Hitachi won’t go forward with nuclear power in Wales without substantial support from the UK government. Duncan Hawthorne, head of the Hitachi consortium that aims to build the plant, already told the Financial Times that his group is not willing to keep “burning money.” The May government has handed the French corporation, EDF, a ridiculous subsidy for Hinkley C in the form of a strike price of £92.50 per megawatt hour — more than double what consumers currently pay, the only way nuclear power can remain even vaguely competitive. Hitachi will have every right to demand the same deal for Wylfa B.

But apart from the financial fleecing of ratepayers, there are further atrocities afoot — a fundamental assault on Welsh values and the traditional way of life in a bi-lingual country with an ancient history and language. A fiercely independent spirit has been cruelly shackled by the centralized UK government — and before that the monarchy — for centuries.

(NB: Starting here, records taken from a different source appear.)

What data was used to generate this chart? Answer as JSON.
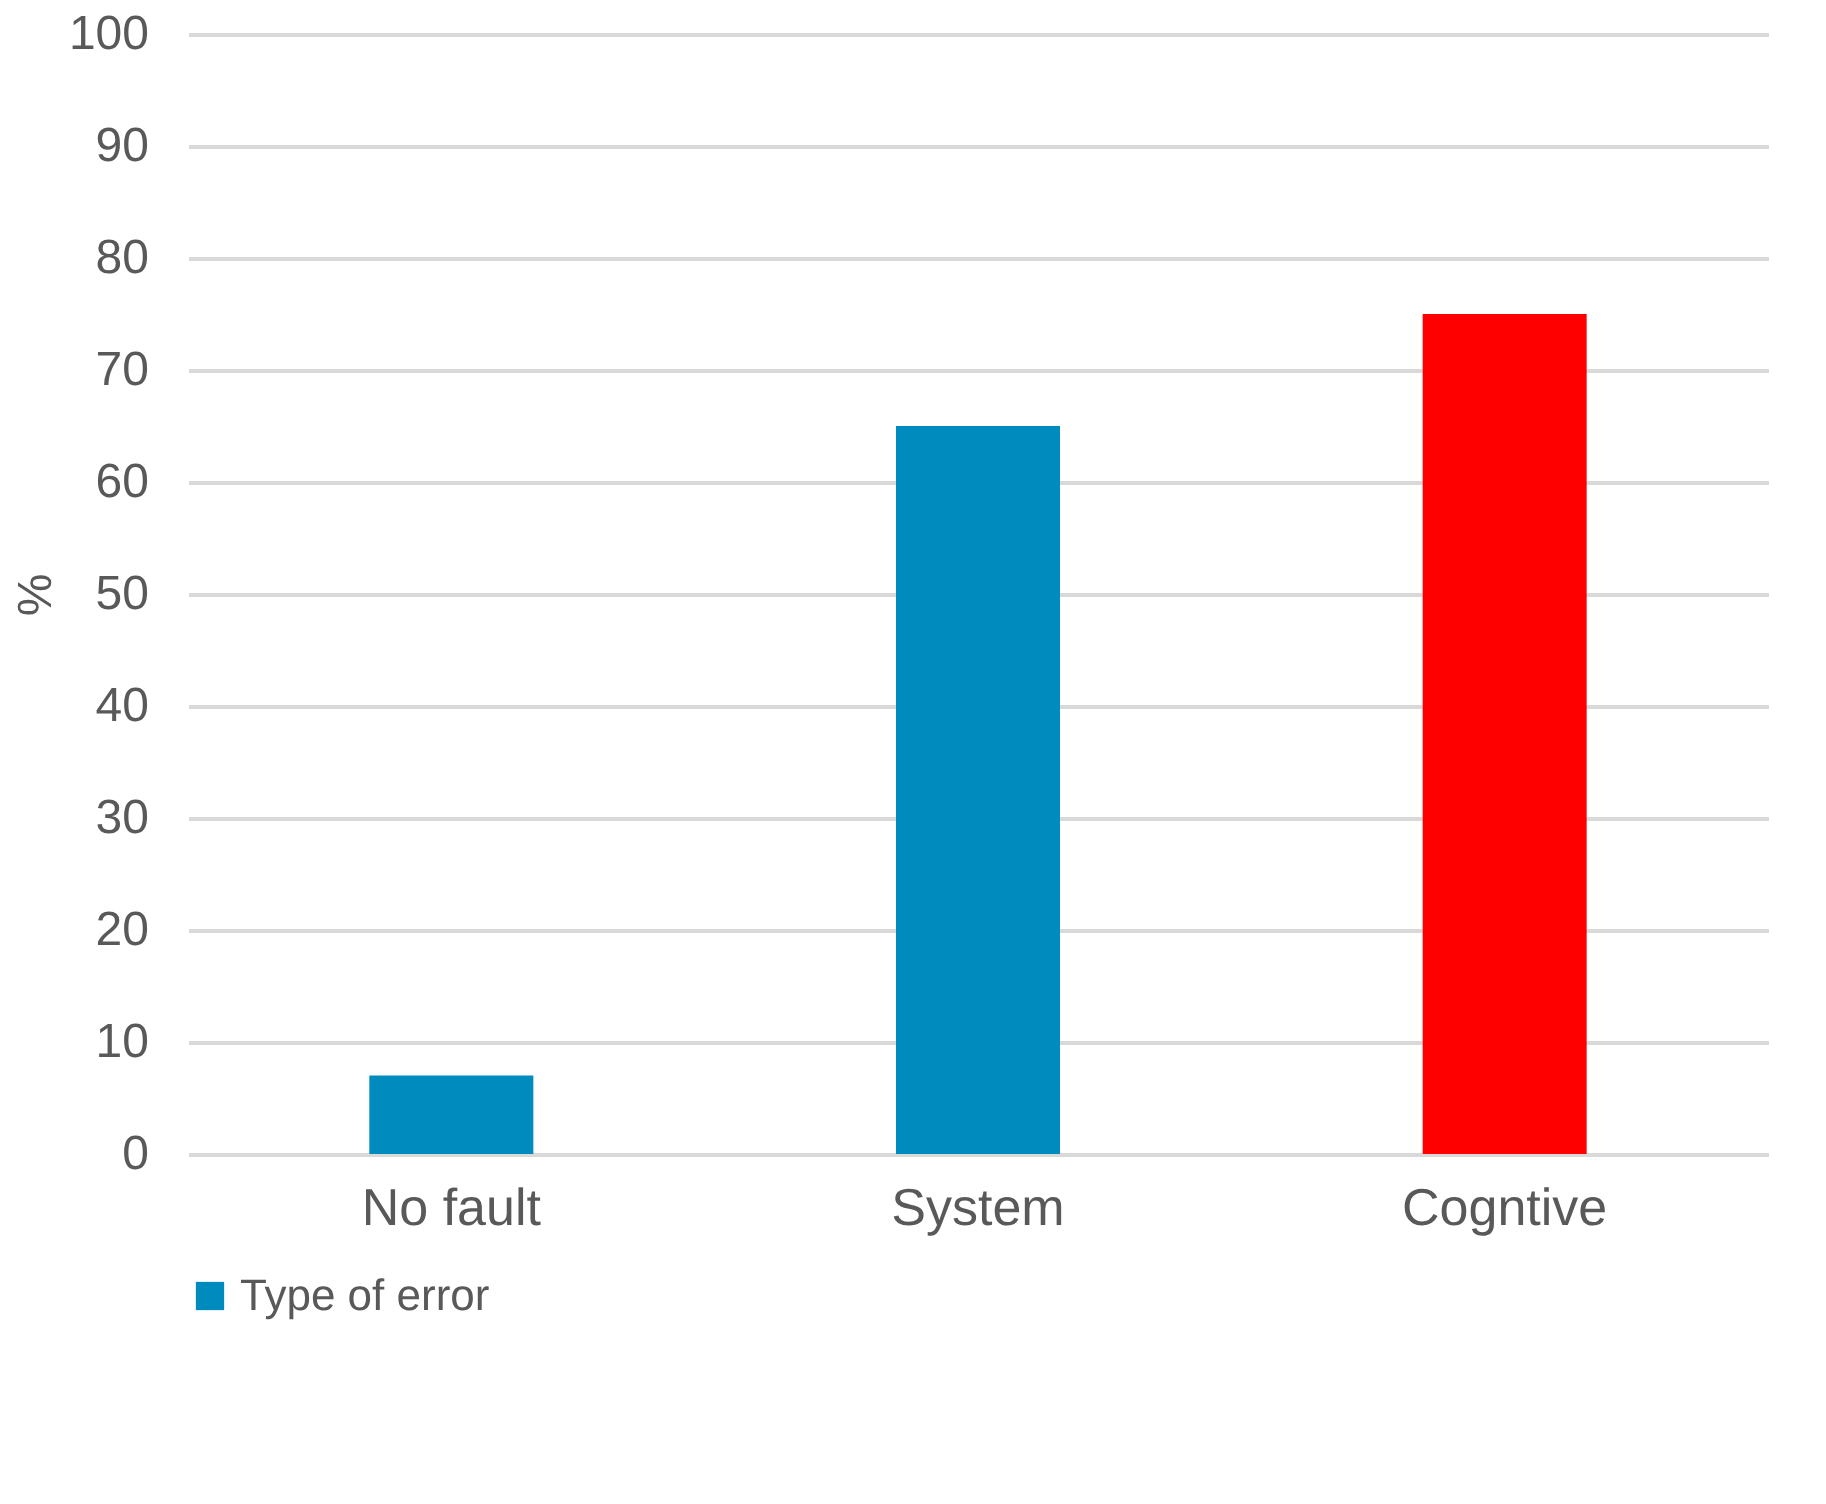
{
  "chart_data": {
    "type": "bar",
    "ylabel": "%",
    "categories": [
      "No fault",
      "System",
      "Cogntive"
    ],
    "series": [
      {
        "name": "Type of error",
        "color": "#008bbf",
        "colors": [
          "#008bbf",
          "#008bbf",
          "#ff0000"
        ],
        "values": [
          7,
          65,
          75
        ]
      }
    ],
    "ylim": [
      0,
      100
    ],
    "yticks": [
      0,
      10,
      20,
      30,
      40,
      50,
      60,
      70,
      80,
      90,
      100
    ],
    "grid": "y",
    "legend": "bottom"
  }
}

Few in Wales have forgotten the ruthlessness of the Thatcher government, which literally starved Welsh coal miners out of a more than year-long strike in 1984-85. The imposition of new nuclear plants now targeted at Wales is no different.

At a March 2017 media workshop conducted by Beyond Nuclear at the Green Nuclear-Free Wales conference for activists in Aberystwyth, participants identified the values most deeply woven into the fabric of Welsh identity — landscape, land, nature, family, language, culture and non-conformism. These were consistent with the values cited over and over in countless Welsh polls and focus groups. All of these are under threat by the Wylfa B plan. Preserving the ecology of the Welsh coastline has become a priority, and recently the threat posed by Wylfa B to colonies of protected seabirds has added a welcome delay to Hitachi’s plans.

Any of us who work on anti-nuclear issues understand the odds we face. Lack of resources with which to fuel our campaigns is a common challenge, along with hostile political environments and the power of corporate money to ride roughshod over decent human values, common sense, and what is best for our health and environment.